The secret lies in proper selection of ingredients. We have to remember that "home-made" snuff, prepared according to traditional, family recipe will have better flavour and overall quality than mass produced one. Compositions of these "home-made" mixes are kept secret by their owners. Often, even family members don't know the recipe. Among unique elements that comprise Kashubian snuff are such ingredients as: young cherry leaves, dried plums, juniper berries, broad bean and bean pods, as well as coffee, amber, and herbs: mint, camomile, and laurel.
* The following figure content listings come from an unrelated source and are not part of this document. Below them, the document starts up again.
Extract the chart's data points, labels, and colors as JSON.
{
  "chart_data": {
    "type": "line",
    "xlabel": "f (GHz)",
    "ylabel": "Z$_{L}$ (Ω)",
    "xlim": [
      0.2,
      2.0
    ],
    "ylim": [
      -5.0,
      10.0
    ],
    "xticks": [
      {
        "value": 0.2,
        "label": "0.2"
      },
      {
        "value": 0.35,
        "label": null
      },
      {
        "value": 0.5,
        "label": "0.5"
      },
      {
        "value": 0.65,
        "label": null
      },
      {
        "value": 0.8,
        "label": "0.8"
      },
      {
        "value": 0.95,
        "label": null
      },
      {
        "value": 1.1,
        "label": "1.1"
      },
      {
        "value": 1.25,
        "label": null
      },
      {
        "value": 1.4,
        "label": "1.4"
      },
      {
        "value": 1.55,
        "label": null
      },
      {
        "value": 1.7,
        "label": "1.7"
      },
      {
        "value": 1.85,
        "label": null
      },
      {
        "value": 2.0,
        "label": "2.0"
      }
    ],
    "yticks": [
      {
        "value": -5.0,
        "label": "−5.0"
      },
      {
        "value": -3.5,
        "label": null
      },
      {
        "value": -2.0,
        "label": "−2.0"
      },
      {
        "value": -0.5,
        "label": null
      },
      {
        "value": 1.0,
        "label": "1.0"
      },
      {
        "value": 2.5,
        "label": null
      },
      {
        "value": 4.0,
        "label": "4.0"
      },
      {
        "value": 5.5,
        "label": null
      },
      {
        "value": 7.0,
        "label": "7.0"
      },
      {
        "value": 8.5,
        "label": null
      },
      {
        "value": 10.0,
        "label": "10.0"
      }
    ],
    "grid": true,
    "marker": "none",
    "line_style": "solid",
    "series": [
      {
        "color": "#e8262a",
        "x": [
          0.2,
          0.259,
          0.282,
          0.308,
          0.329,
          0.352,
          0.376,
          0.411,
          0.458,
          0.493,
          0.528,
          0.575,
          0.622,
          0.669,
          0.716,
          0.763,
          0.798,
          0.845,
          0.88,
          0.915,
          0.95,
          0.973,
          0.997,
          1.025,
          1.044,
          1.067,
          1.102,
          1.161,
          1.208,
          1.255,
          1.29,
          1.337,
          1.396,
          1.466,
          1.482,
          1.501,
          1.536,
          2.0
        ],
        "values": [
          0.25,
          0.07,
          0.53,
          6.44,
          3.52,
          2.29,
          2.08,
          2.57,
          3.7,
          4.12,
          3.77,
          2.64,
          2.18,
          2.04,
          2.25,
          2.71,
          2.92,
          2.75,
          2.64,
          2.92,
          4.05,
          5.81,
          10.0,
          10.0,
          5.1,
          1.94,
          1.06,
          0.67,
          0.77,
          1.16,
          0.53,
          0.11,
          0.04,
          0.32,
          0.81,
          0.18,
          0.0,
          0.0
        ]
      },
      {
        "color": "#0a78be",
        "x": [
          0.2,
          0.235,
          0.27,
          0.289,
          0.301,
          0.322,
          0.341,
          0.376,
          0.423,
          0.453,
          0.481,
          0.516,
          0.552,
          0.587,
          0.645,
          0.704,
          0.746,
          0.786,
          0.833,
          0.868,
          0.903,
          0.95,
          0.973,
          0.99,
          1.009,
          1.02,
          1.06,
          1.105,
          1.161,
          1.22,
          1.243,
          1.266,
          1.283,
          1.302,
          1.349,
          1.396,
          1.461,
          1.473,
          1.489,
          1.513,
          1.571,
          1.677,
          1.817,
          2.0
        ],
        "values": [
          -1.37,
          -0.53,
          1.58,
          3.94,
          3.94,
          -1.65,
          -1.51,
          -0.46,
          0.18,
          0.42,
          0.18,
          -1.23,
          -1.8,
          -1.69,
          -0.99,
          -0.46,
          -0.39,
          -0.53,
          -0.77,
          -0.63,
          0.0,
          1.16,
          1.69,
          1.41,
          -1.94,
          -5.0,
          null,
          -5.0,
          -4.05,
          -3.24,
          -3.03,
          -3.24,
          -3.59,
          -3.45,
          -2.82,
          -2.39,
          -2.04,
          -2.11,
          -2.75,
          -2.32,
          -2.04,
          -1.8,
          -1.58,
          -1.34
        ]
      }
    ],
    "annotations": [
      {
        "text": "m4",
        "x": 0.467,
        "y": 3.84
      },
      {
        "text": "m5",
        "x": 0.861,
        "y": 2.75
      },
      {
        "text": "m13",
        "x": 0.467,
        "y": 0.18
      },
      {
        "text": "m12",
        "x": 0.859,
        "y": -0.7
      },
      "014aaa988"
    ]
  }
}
Snuff can be produced using only simple pots, crafted by local potters, grinding stick ("tabacznik" , used to grind leaves), and small sieves. Juniper wood was considered the best material for creating a grinding stick. It ground so well that snuff wouldn't stick to it. The final element required to grind tobacco, was a sieve. Made from horse hair on a wooden frame, it was used to sift the product several times in order to use only the most finely grounded plants for further processing. Grounded leaves gained compact texture by being soaked in special liqueur for 24 to 48 hours. After that time it gained marvellous aroma. The custom of snuffing tobacco was so common that even a priest before preaching used to snuff some and treated church goers with some.

How was snuff stored? Large quantities weren't stored in large containers as it was said to diminish snuff's powers, so people began using smaller containers to snuff tobacco directly from them. Snuff is a valuable gift, "normal" containers weren't enough to store tobacco. This got horn carvers working, who created curved horns, valued by all Kashubian people.

Great skills and precision on the side of the craftsman were necessary to create tobacco boxes, but also an idea for a shape. The usual crafting material was small cow horns, several centimetres in length. They usually underwent processing for several hours, being softened with water and flattened in a vice, where the target shape was given. After the shape had settled, ornaments were carved out. The most amazing horns took shapes of tulips, bird heads, or even a pig's mouth on its top. This is also where snuff came out of the horn, straight to a snuffer's nose.

The most beautiful horn snuffboxes are usually used by Kashubians on special occasions. On a daily basis, they carry with them less splendid ones, but "the diabolic herb" goes everywhere a Kashubian would go.